Originally Posted by BigTex
I have a few comments on this topic and may be completely wrong, but may not...
The way I understand the injector offset, its an adder to the total pulsewidth used to make up for the time it takes the injector to fully open and close. So once the PCM calculates the needed fuel and determines the injector time, it looks up the offset and adds that value to get the final pulsewidth. This value is unique to each injector and should be supplied by the manufacturer, not calculated or scaled.
The offset becomes very important in idle / low rpm tuning. At idle when pulsewidths are small, the offset is a much larger percentage of the total than at high rpms. If the offset is .5 milliseconds at 14volts and the pulsewidth is only 2.5 milliseconds, the offset is 20% of the total. Compared to only 3% of a 15ms pulsewidth at higher rpms.

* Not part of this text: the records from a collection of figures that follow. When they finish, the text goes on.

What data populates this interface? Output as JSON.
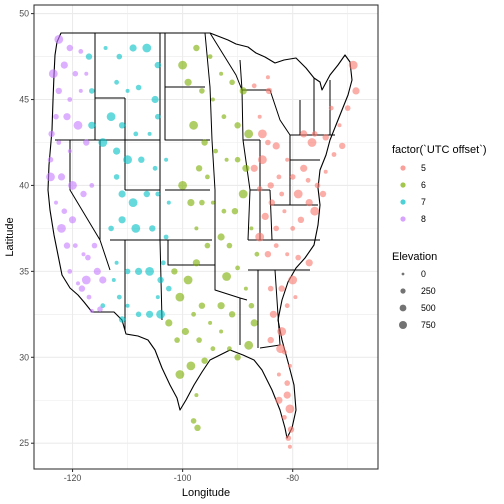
{
  "chart_data": {
    "type": "scatter",
    "title": "",
    "xlabel": "Longitude",
    "ylabel": "Latitude",
    "xlim": [
      -127,
      -64.5
    ],
    "ylim": [
      23.5,
      50.5
    ],
    "x_ticks": [
      -120,
      -100,
      -80
    ],
    "x_tick_labels": [
      "-120",
      "-100",
      "-80"
    ],
    "y_ticks": [
      25,
      30,
      35,
      40,
      45,
      50
    ],
    "y_tick_labels": [
      "25",
      "30",
      "35",
      "40",
      "45",
      "50"
    ],
    "grid": true,
    "legend_placement": "right",
    "color_legend": {
      "title": "factor(`UTC offset`)",
      "entries": [
        {
          "label": "5",
          "color": "#F8766D"
        },
        {
          "label": "6",
          "color": "#7CAE00"
        },
        {
          "label": "7",
          "color": "#00BFC4"
        },
        {
          "label": "8",
          "color": "#C77CFF"
        }
      ]
    },
    "size_legend": {
      "title": "Elevation",
      "entries": [
        {
          "label": "0",
          "value": 0
        },
        {
          "label": "250",
          "value": 250
        },
        {
          "label": "500",
          "value": 500
        },
        {
          "label": "750",
          "value": 750
        }
      ]
    },
    "series": [
      {
        "name": "5",
        "color": "#F8766D",
        "points": [
          [
            -86,
            44
          ],
          [
            -84.5,
            42.5
          ],
          [
            -83,
            42.3
          ],
          [
            -85.5,
            41.5
          ],
          [
            -84,
            40
          ],
          [
            -82.5,
            40.5
          ],
          [
            -81,
            41.5
          ],
          [
            -80,
            40.5
          ],
          [
            -78,
            41
          ],
          [
            -76.5,
            42.5
          ],
          [
            -74,
            42.8
          ],
          [
            -73,
            44.5
          ],
          [
            -71.5,
            43.5
          ],
          [
            -70,
            44.5
          ],
          [
            -68.5,
            45.5
          ],
          [
            -69,
            47
          ],
          [
            -71,
            42.3
          ],
          [
            -72.5,
            41.8
          ],
          [
            -74,
            40.8
          ],
          [
            -75.5,
            40
          ],
          [
            -77,
            39
          ],
          [
            -76,
            38.5
          ],
          [
            -78.5,
            38
          ],
          [
            -80,
            37.5
          ],
          [
            -81.5,
            38.5
          ],
          [
            -83,
            37.5
          ],
          [
            -85,
            38.2
          ],
          [
            -86,
            37
          ],
          [
            -84.5,
            36
          ],
          [
            -83,
            36.5
          ],
          [
            -81,
            36
          ],
          [
            -79,
            35.8
          ],
          [
            -77,
            35.5
          ],
          [
            -80,
            34.5
          ],
          [
            -82,
            34
          ],
          [
            -81,
            33
          ],
          [
            -79.5,
            33.5
          ],
          [
            -84,
            34
          ],
          [
            -83.5,
            32.5
          ],
          [
            -82,
            31.5
          ],
          [
            -84,
            31
          ],
          [
            -81.5,
            30.3
          ],
          [
            -82.5,
            29
          ],
          [
            -81,
            28.5
          ],
          [
            -82.5,
            27.5
          ],
          [
            -80.5,
            27
          ],
          [
            -80.3,
            25.8
          ],
          [
            -81.5,
            26.5
          ],
          [
            -80.5,
            29.5
          ],
          [
            -86,
            39.8
          ],
          [
            -87,
            41
          ],
          [
            -85.5,
            43
          ],
          [
            -84.3,
            45.5
          ],
          [
            -87,
            45.8
          ],
          [
            -84.5,
            46.3
          ],
          [
            -76,
            43
          ],
          [
            -78,
            43
          ],
          [
            -79,
            39.5
          ],
          [
            -74.5,
            39.5
          ],
          [
            -82,
            39.5
          ],
          [
            -80.5,
            24.8
          ],
          [
            -80.8,
            25.3
          ],
          [
            -81,
            27.8
          ],
          [
            -82.2,
            30.5
          ],
          [
            -83.8,
            39
          ],
          [
            -77.2,
            40.3
          ]
        ]
      },
      {
        "name": "6",
        "color": "#7CAE00",
        "points": [
          [
            -100,
            47
          ],
          [
            -97.5,
            48
          ],
          [
            -95,
            47.5
          ],
          [
            -93,
            46.5
          ],
          [
            -91,
            46
          ],
          [
            -89,
            45.5
          ],
          [
            -88,
            43
          ],
          [
            -90,
            43.5
          ],
          [
            -92.5,
            44
          ],
          [
            -94.5,
            45
          ],
          [
            -96.5,
            45.5
          ],
          [
            -99,
            46
          ],
          [
            -98,
            43.5
          ],
          [
            -96,
            42.5
          ],
          [
            -94,
            42
          ],
          [
            -92,
            41.5
          ],
          [
            -90,
            41.5
          ],
          [
            -88.5,
            41
          ],
          [
            -89,
            39.5
          ],
          [
            -90.5,
            38.5
          ],
          [
            -92.5,
            38.5
          ],
          [
            -94.5,
            39
          ],
          [
            -96.5,
            39
          ],
          [
            -98.5,
            39
          ],
          [
            -100,
            40
          ],
          [
            -97,
            41
          ],
          [
            -95.5,
            40.5
          ],
          [
            -97.5,
            37.5
          ],
          [
            -95.5,
            36.5
          ],
          [
            -97.5,
            35.5
          ],
          [
            -99,
            34.5
          ],
          [
            -96.5,
            33
          ],
          [
            -98,
            32.5
          ],
          [
            -95,
            32
          ],
          [
            -97,
            31
          ],
          [
            -99.5,
            31.5
          ],
          [
            -98.5,
            29.5
          ],
          [
            -96,
            29.8
          ],
          [
            -94.5,
            30.5
          ],
          [
            -97.5,
            27.8
          ],
          [
            -98,
            26.3
          ],
          [
            -93,
            33
          ],
          [
            -92,
            34.7
          ],
          [
            -91,
            32.5
          ],
          [
            -90,
            35.2
          ],
          [
            -88.5,
            34
          ],
          [
            -87.5,
            33
          ],
          [
            -87,
            32
          ],
          [
            -88,
            30.7
          ],
          [
            -90,
            30
          ],
          [
            -91.5,
            30.5
          ],
          [
            -93,
            31.5
          ],
          [
            -101,
            31
          ],
          [
            -102.5,
            32
          ],
          [
            -100.5,
            33.5
          ],
          [
            -101.5,
            35
          ],
          [
            -86.5,
            36
          ],
          [
            -87.5,
            37.5
          ],
          [
            -91.5,
            36.5
          ],
          [
            -93,
            37
          ],
          [
            -100.5,
            29
          ],
          [
            -97.3,
            25.9
          ]
        ]
      },
      {
        "name": "7",
        "color": "#00BFC4",
        "points": [
          [
            -114,
            48
          ],
          [
            -111.5,
            47.5
          ],
          [
            -109,
            48
          ],
          [
            -106.5,
            48
          ],
          [
            -104.5,
            47
          ],
          [
            -112,
            46
          ],
          [
            -110,
            45.5
          ],
          [
            -108,
            45.7
          ],
          [
            -105,
            45
          ],
          [
            -113,
            44
          ],
          [
            -111,
            43.5
          ],
          [
            -108.5,
            43
          ],
          [
            -106,
            43
          ],
          [
            -104.5,
            44
          ],
          [
            -112,
            42
          ],
          [
            -110,
            41.5
          ],
          [
            -107.5,
            41.5
          ],
          [
            -105,
            41
          ],
          [
            -103,
            41.5
          ],
          [
            -112,
            40.5
          ],
          [
            -111,
            39.5
          ],
          [
            -109,
            39
          ],
          [
            -106.5,
            39.5
          ],
          [
            -104.5,
            39.5
          ],
          [
            -102.5,
            39
          ],
          [
            -113,
            37.5
          ],
          [
            -111,
            38
          ],
          [
            -108.5,
            37.5
          ],
          [
            -105.5,
            37.5
          ],
          [
            -103,
            37
          ],
          [
            -112,
            35.5
          ],
          [
            -110,
            35
          ],
          [
            -108,
            35
          ],
          [
            -106,
            35
          ],
          [
            -104,
            34.5
          ],
          [
            -111.5,
            33.5
          ],
          [
            -110,
            33
          ],
          [
            -108,
            32.5
          ],
          [
            -106,
            32.5
          ],
          [
            -104,
            32.5
          ],
          [
            -111,
            32.2
          ],
          [
            -114.5,
            33
          ],
          [
            -112.5,
            34.5
          ],
          [
            -116.5,
            45.5
          ],
          [
            -116.5,
            43.5
          ],
          [
            -114.5,
            42.5
          ],
          [
            -117,
            47.5
          ],
          [
            -103.5,
            35.5
          ],
          [
            -104.5,
            33.5
          ],
          [
            -102.5,
            34
          ]
        ]
      },
      {
        "name": "8",
        "color": "#C77CFF",
        "points": [
          [
            -122.5,
            48.5
          ],
          [
            -120.5,
            48
          ],
          [
            -118.5,
            47.8
          ],
          [
            -117.5,
            46.5
          ],
          [
            -119.5,
            46.5
          ],
          [
            -121.5,
            47
          ],
          [
            -123.5,
            46.5
          ],
          [
            -122.5,
            45.5
          ],
          [
            -120.5,
            45
          ],
          [
            -118.5,
            45.5
          ],
          [
            -123,
            44
          ],
          [
            -121,
            44
          ],
          [
            -119,
            43.5
          ],
          [
            -117.5,
            42.5
          ],
          [
            -122.5,
            42.5
          ],
          [
            -120.5,
            42
          ],
          [
            -124,
            41.5
          ],
          [
            -122,
            40.5
          ],
          [
            -120,
            40
          ],
          [
            -118,
            39.5
          ],
          [
            -116.5,
            40
          ],
          [
            -123,
            39
          ],
          [
            -121.5,
            38.5
          ],
          [
            -120,
            38
          ],
          [
            -122,
            37.5
          ],
          [
            -121,
            36.5
          ],
          [
            -119.5,
            36.5
          ],
          [
            -118,
            36
          ],
          [
            -116,
            36.5
          ],
          [
            -115.5,
            35
          ],
          [
            -117.5,
            34.5
          ],
          [
            -118.3,
            34
          ],
          [
            -117,
            33.5
          ],
          [
            -116.5,
            32.7
          ],
          [
            -115,
            32.8
          ],
          [
            -114.5,
            34.5
          ],
          [
            -124,
            40.5
          ],
          [
            -123.8,
            43
          ],
          [
            -120.5,
            35
          ],
          [
            -119,
            34.3
          ],
          [
            -117.2,
            35.8
          ]
        ]
      }
    ]
  }
}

Now some will say you can just adjust VE to bring idle fueling back in line, which is true. ... but only for that specific voltage. Once there is a voltage difference (under loads, cruise, idle, etc...) and the PCM uses a different offset, the fueling is off a little again. Get the correct offsets input first, then tune VE and fueling should be very similar under those different conditions.
To take it beyond the normal thinking - You could add a fixed amount of fuel to every pulsewidth by increasing the offset table. In effect, that would make a greater percentage change to idle fueling.